Mailbag: Mythical class resentments
Plus: Medicare for All, Reconstruction that works, and good movies with bad politics
I didn’t write a dedicated 100 Days of Trump post, but I’m struck by the extent that conditional on him failing to gut American democracy, he has actually accomplished strikingly little so far. He has, yes, done a lot of stuff. He’s made a lot of news. But basically no legislation has passed. Even on a signature issue like immigration, there are no steps being taken to create an enduring policy change. DOGE hasn’t really cut much spending.
Which is not to say that Trump’s term has been inconsequential.
But the authoritarian portents aren’t a sideshow to a dramatic burst of policymaking — they are, in fact, all there is. He’s trying, with limited but real success, to get every institution in America to believe he’s willing and able to harm them through various abuses of power and that therefore his will should be done, whether or not he’s able to get any new laws passed. This only works as a mode of policymaking if somehow the regular partisan alternation in power comes to an end.
Adam: I’ve seen a lot of data that suggests that the working class resents the college educated professional managerial class more than the billionaire class. Assuming that’s true, why don’t the Democrats attack the professional managerial class more often?

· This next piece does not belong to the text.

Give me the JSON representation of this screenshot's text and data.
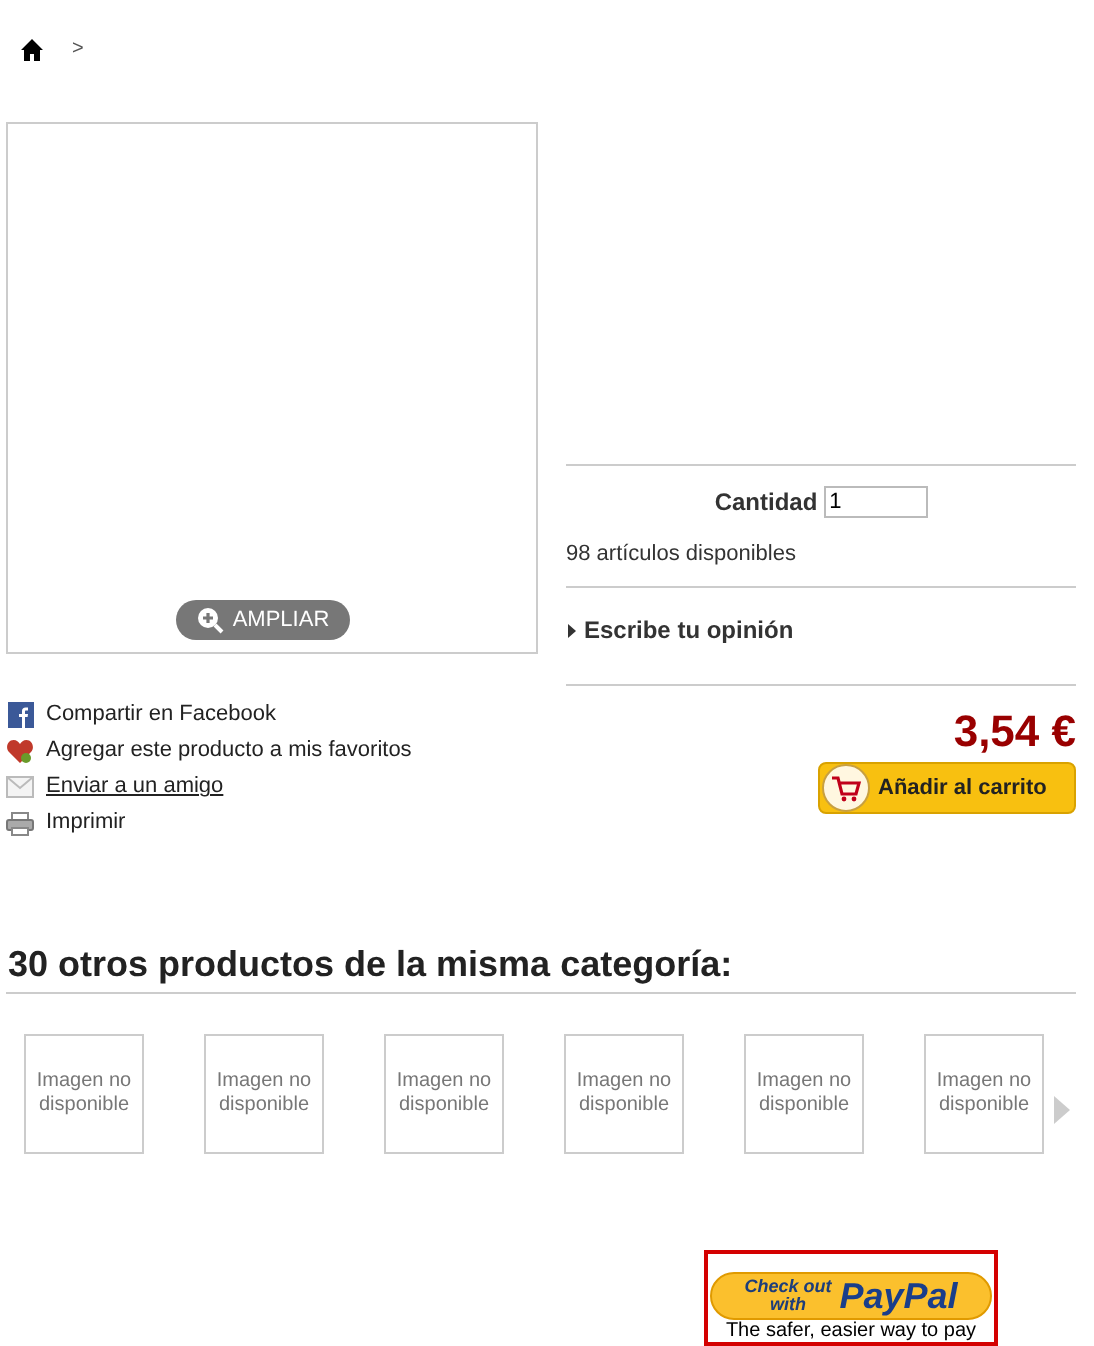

I’d be curious what data you’ve seen on that. What I’ve seen is that many working class people like to vote for Republicans rather than Democrats, and some people interpret this failure of progressive anti-plutocrat politics as reflecting class resentment of educated professionals. But I don’t really think that’s correct. One of my hottest takes is that I believe the main reason that people who vote Republican do so is because they align with the Republican Party on public policy questions that are important to them. For example, many cross-pressured voters who picked Barack Obama over Mitt Romney, despite worries that liberals are too soft on crime and immigration, were reassured by Donald Trump’s promises to protection Social Security and Medicare and upset by Democrats post-2012 leftward moves on immigration and crime.
In general, I think liberals just badly underrate the role of sincere disagreement about moral values.
I was thinking about this recently, because last week I watched a focus group of ticket-splitting voters, one of whom was talking about the problem of homelessness in his community. The,n this week while I was in Tennessee, I heard a local NPR segment about the problem of homelessness in the Nashville area. As constructed by the NPR reporter and her interlocutor, a social service provider, the problem of homelessness is that the people experiencing homelessness have a low quality of life. It is unpleasant to be homeless, and obtaining social services is difficult because the state and federal government put a lot of administrative burdens in the way. The people in question need housing, but also need assistance with various other problems, and the overall contour of the issue is that we need to be kinder and more generous.
The focus group guy had a completely different construction of this. To him, the problem was that homeless people were physically present near his house, and he did not like that. He thinks they’re gross and that they commit crimes, and he wants someone to make them go away.
I think we can all comprehend both these frames, both humane concern for the problems facing the people sleeping on the street and also normie annoyance they are at times nuisances. The humanitarian frame is much more conventional among social service workers, among academics, among journalists, and therefore among Democratic Party politicians who care about what those people think and whose staffs see those people as their peers. But I think the normie annoyance frame is much more common among the actual population. This isn’t class resentment of professionals, though, it’s simply disagreeing with a worldview that’s common among professionals.
David: Are there any movies/books that have changed your politics at all? Or any whose politics you disagree with but find it compelling anyway?